Corean cursed and shut down the channel, already regretting her foolish gesture. She turned to the Dirm bondguard who waited behind her and told it to withdraw her forces to the second line of defense.
Her mantraps on the first level killed only a handful of the cyborgs, and she began to be afraid.
With some difficulty, Ruiz and his clone found the air lock he had left welded to the ingress, 600 meters below the entrance to Yubere’s stronghold. When he had mated the submarine to the ingress, Ruiz shut down the maneuvering jets. He sat back in the seat and tried to gather his thoughts, but he found himself distracted by the ominous creak of the sea’s pressure.
“So,” said Junior. “What are our chances?”
Ruiz sighed. “Pretty good, I think. As far as I know, everyone who knows about this ingress is dead. So I assume no one will be guarding the tunnel, unless Publius left someone to watch.”
Junior shook his head. “If you’d asked me to guess who might reach out from the grave and do us under, the name of Publius would come to mind first.”
“True,” said Ruiz glumly. “Well, time to get ready, kid.”

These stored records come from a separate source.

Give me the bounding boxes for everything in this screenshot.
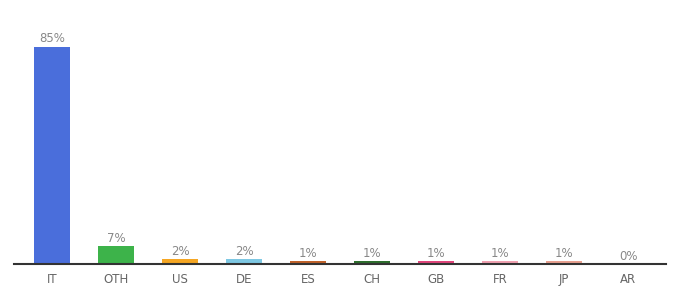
Bar: [35, 46, 69, 264]
Text: 1%: 1%: [426, 247, 445, 260]
Bar: [290, 261, 326, 264]
Text: 7%: 7%: [107, 232, 125, 245]
Text: 0%: 0%: [619, 250, 637, 263]
Text: 1%: 1%: [362, 247, 381, 260]
Text: 1%: 1%: [299, 247, 318, 260]
Bar: [418, 261, 454, 264]
Bar: [226, 259, 262, 264]
Text: 1%: 1%: [491, 247, 509, 260]
Bar: [354, 261, 390, 264]
Text: 85%: 85%: [39, 32, 65, 45]
Bar: [163, 259, 198, 264]
Bar: [99, 246, 133, 264]
Bar: [547, 261, 581, 264]
Text: 2%: 2%: [235, 244, 254, 258]
Text: 2%: 2%: [171, 244, 189, 258]
Bar: [482, 261, 517, 264]
Text: 1%: 1%: [555, 247, 573, 260]
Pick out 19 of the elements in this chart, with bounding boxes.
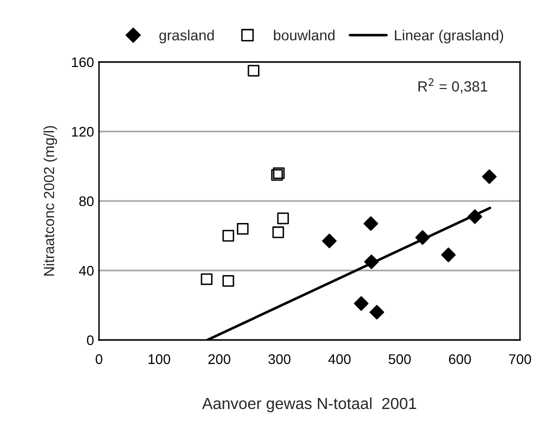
y-tick-label: 160 [72, 57, 94, 68]
x-tick-label: 600 [448, 354, 471, 364]
annotation: R$^{2}$ = 0,381 [418, 78, 488, 94]
x-tick-label: 200 [208, 354, 230, 364]
x-tick-label: 400 [328, 354, 351, 364]
y-axis-title: Nitraatconc 2002 (mg/l) [43, 126, 58, 276]
x-axis-title: Aanvoer gewas N-totaal 2001 [202, 397, 416, 412]
y-tick-label: 120 [72, 126, 94, 137]
legend-label: bouwland [274, 30, 335, 40]
y-tick-label: 40 [79, 266, 94, 276]
x-tick-label: 0 [96, 354, 102, 364]
legend-label: Linear (grasland) [394, 30, 504, 44]
legend-label: grasland [159, 30, 214, 44]
x-tick-label: 700 [509, 354, 532, 364]
x-tick-label: 500 [388, 354, 411, 364]
y-tick-label: 80 [79, 196, 94, 206]
x-tick-label: 300 [268, 354, 290, 364]
x-tick-label: 100 [148, 354, 170, 364]
y-tick-label: 0 [86, 335, 94, 346]
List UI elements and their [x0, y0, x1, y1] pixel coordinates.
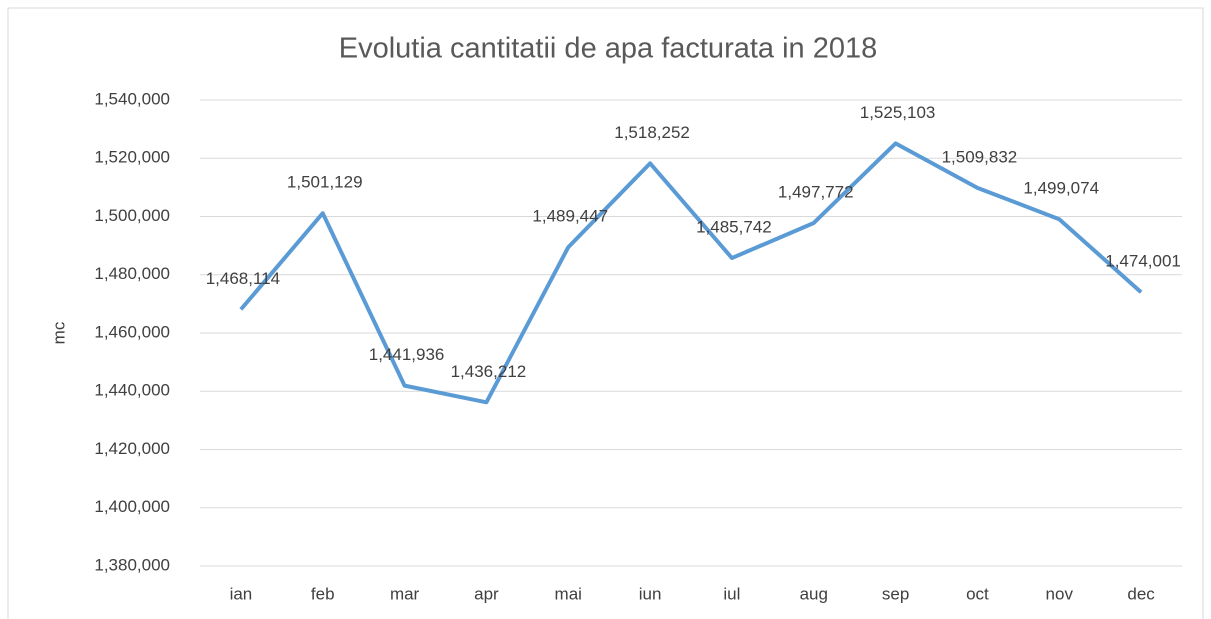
y-tick-label: 1,540,000	[94, 89, 170, 108]
data-label: 1,485,742	[696, 218, 772, 237]
data-label: 1,474,001	[1105, 252, 1181, 271]
data-label: 1,468,114	[206, 269, 280, 288]
data-label: 1,501,129	[287, 173, 363, 192]
x-tick-label: apr	[474, 584, 499, 603]
data-label: 1,509,832	[942, 147, 1018, 166]
x-tick-label: oct	[966, 584, 989, 603]
y-tick-label: 1,480,000	[94, 264, 170, 283]
x-tick-label: ian	[230, 584, 253, 603]
chart-title: Evolutia cantitatii de apa facturata in …	[339, 33, 877, 65]
data-label: 1,441,936	[369, 345, 445, 364]
y-tick-label: 1,520,000	[94, 148, 170, 167]
x-tick-label: mai	[555, 584, 582, 603]
data-label: 1,436,212	[451, 362, 527, 381]
y-tick-label: 1,420,000	[94, 439, 170, 458]
y-tick-label: 1,380,000	[94, 555, 170, 574]
data-label: 1,497,772	[778, 182, 854, 201]
x-tick-label: feb	[311, 584, 335, 603]
x-tick-label: iul	[723, 584, 740, 603]
x-tick-label: iun	[639, 584, 662, 603]
x-tick-label: aug	[800, 584, 828, 603]
data-label: 1,499,074	[1023, 179, 1099, 198]
data-line	[239, 141, 1143, 405]
y-tick-label: 1,440,000	[94, 381, 170, 400]
y-tick-label: 1,400,000	[94, 497, 170, 516]
x-tick-label: mar	[390, 584, 420, 603]
chart-frame	[7, 7, 1204, 619]
data-label: 1,518,252	[614, 123, 690, 142]
data-label: 1,489,447	[532, 207, 608, 226]
y-axis-label: mc	[49, 321, 68, 344]
y-tick-label: 1,500,000	[94, 206, 170, 225]
data-label: 1,525,103	[860, 103, 936, 122]
x-tick-label: sep	[882, 584, 909, 603]
x-tick-label: dec	[1127, 584, 1155, 603]
x-tick-label: nov	[1046, 584, 1074, 603]
y-tick-label: 1,460,000	[94, 322, 170, 341]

The clone gave him a strange twisted smile, and Ruiz felt an odd shock of recognition. He knew how that smile felt from the inside, but he’d had no idea what a bitter shape his mouth could make. One thought led to another: Why did that smile seem so strange to him now? Ruiz put on his helmet to cover his face, to hide it, lest it assume some shape even stranger than his clone’s face had taken.
As they were buckling on the last of their weapons and surveillance gear, Ruiz turned to Junior and patted his clone on his armored shoulder. “I’m grateful to you, Ruiz Aw,” said Ruiz to the clone.
The clone shrugged away the hand, and pulled his helmet on so that his face was hidden. “Think nothing of it,” the clone said over the close-range comm.
Ruiz felt a cold sense of rejection. “Sorry,” he mumbled, and latched down his own helmet.